Acceleration in Policy Optimization
This work addresses the challenge of improving convergence speed in reinforcement learning for researchers and practitioners, though it appears incremental as it builds upon existing methods without claiming broad SOTA gains.
The paper tackles the problem of accelerating policy optimization in reinforcement learning by integrating foresight through optimistic and adaptive updates, resulting in a unifying paradigm that connects various existing algorithms and demonstrates design choices for acceleration in an illustrative task.

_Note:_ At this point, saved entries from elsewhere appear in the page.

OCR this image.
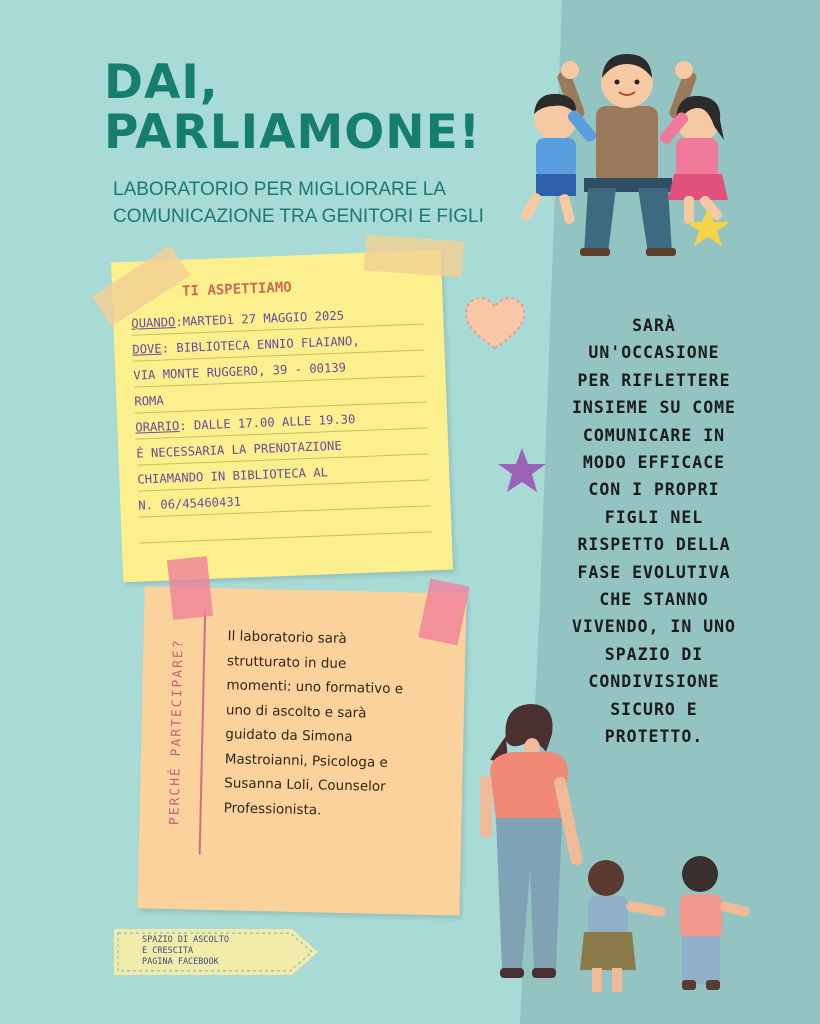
DAI,
PARLIAMONE!

LABORATORIO PER MIGLIORARE LA
COMUNICAZIONE TRA GENITORI E FIGLI

TI ASPETTIAMO
QUANDO:MARTEDì 27 MAGGIO 2025
DOVE: BIBLIOTECA ENNIO FLAIANO,
VIA MONTE RUGGERO, 39 - 00139
ROMA
ORARIO: DALLE 17.00 ALLE 19.30
É NECESSARIA LA PRENOTAZIONE
CHIAMANDO IN BIBLIOTECA AL
N. 06/45460431
PERCHÉ PARTECIPARE?
Il laboratorio sarà
strutturato in due
momenti: uno formativo e
uno di ascolto e sarà
guidato da Simona
Mastroianni, Psicologa e
Susanna Loli, Counselor
Professionista.

SARÀ
UN'OCCASIONE
PER RIFLETTERE
INSIEME SU COME
COMUNICARE IN
MODO EFFICACE
CON I PROPRI
FIGLI NEL
RISPETTO DELLA
FASE EVOLUTIVA
CHE STANNO
VIVENDO, IN UNO
SPAZIO DI
CONDIVISIONE
SICURO E
PROTETTO.

SPAZIO DI ASCOLTO
E CRESCITA
PAGINA FACEBOOK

We work towards a unifying paradigm for accelerating policy optimization methods in reinforcement learning (RL) by integrating foresight in the policy improvement step via optimistic and adaptive updates. Leveraging the connection between policy iteration and policy gradient methods, we view policy optimization algorithms as iteratively solving a sequence of surrogate objectives, local lower bounds on the original objective. We define optimism as predictive modelling of the future behavior of a policy, and adaptivity as taking immediate and anticipatory corrective actions to mitigate accumulating errors from overshooting predictions or delayed responses to change. We use this shared lens to jointly express other well-known algorithms, including model-based policy improvement based on forward search, and optimistic meta-learning algorithms. We analyze properties of this formulation, and show connections to other accelerated optimization algorithms. Then, we design an optimistic policy gradient algorithm, adaptive via meta-gradient learning, and empirically highlight several design choices pertaining to acceleration, in an illustrative task.